確かに、純粋な謎解き脳内ゲームとしては良く出来ているし、面白い。ただクイーンの代表作と言われていることには違和感がある。
この作品は、中学生くらいの時に読むべき作品だと考えれば、最高の作品。その年代なら文句なく、語りで読者をミスリードしていくスタイルの面白さに驚くと思う。


No.2 8点 シャイニング
スティーヴン・キング
(2020/02/22 11:09登録)
徹底した描写力とキャラクター造形の妙。それから、お決まりを少しずつ少しずつ、ずらしていくプロットの巧さ。それほど突飛なことが起きなくても、小さなことの繰り返しでどんどん思いがけない方向に物語が導かれていく。絵空事じゃない深層心理に訴えるリアルな恐怖。

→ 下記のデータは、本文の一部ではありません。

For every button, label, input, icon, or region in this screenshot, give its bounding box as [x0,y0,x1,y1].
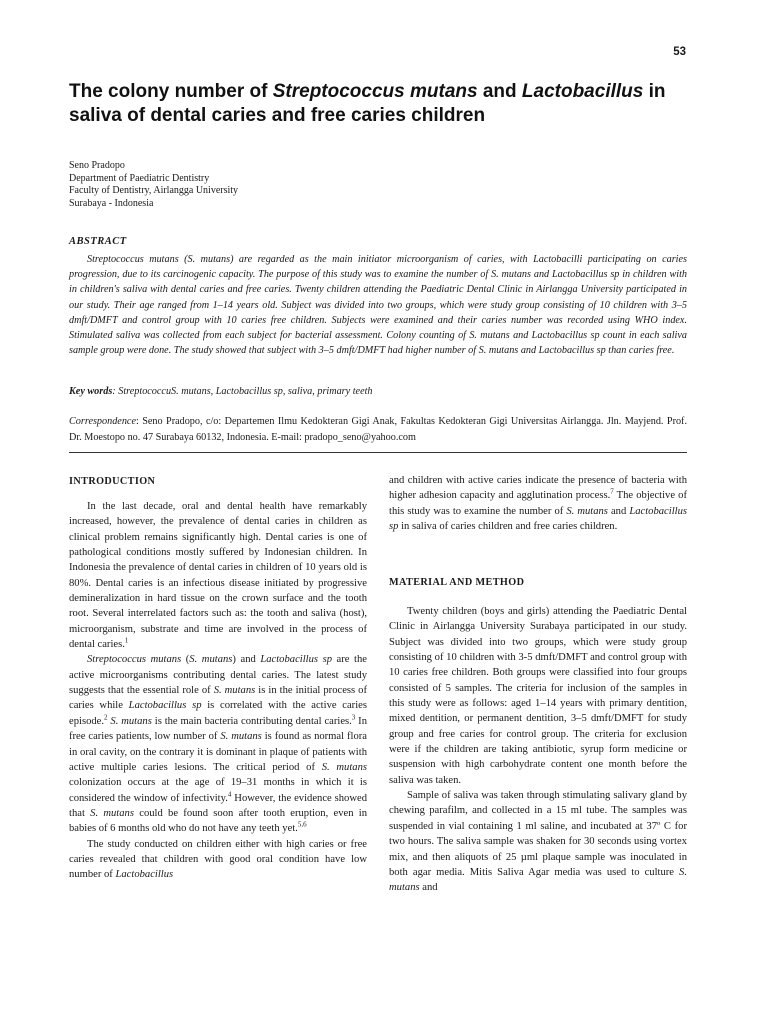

雪に閉ざされたホテルという一種の密室モノだけど、ホテルがとてつもなく広い。その広い中に三人きりという、空間恐怖症的な手触りがある。もちろんいろんなものが潜んではいるし、逃げ場のあること自体が恐怖という発想も新しかった。


No.1 9点 ブラウン神父の童心
G・K・チェスタトン
(2020/02/15 17:44登録)
警句と逆説を縦横に駆使して、才気あふれる鋭利な文芸評論や小説を書いていったチェスタトンが、まさしく少年の心を持ったブラウン神父を探偵に捉え、彼だからこそ気付けた異常な事件の驚きの真相を解明していく本格ミステリ。
短い一篇、一篇の中で世界の見え方が変わってしまう思考の転回点みたいなものが提示できるのは凄い。しかも語り口が巧くて、どのページにも自分で使ってみたくなるような気の利いたフレーズが散りばめられている。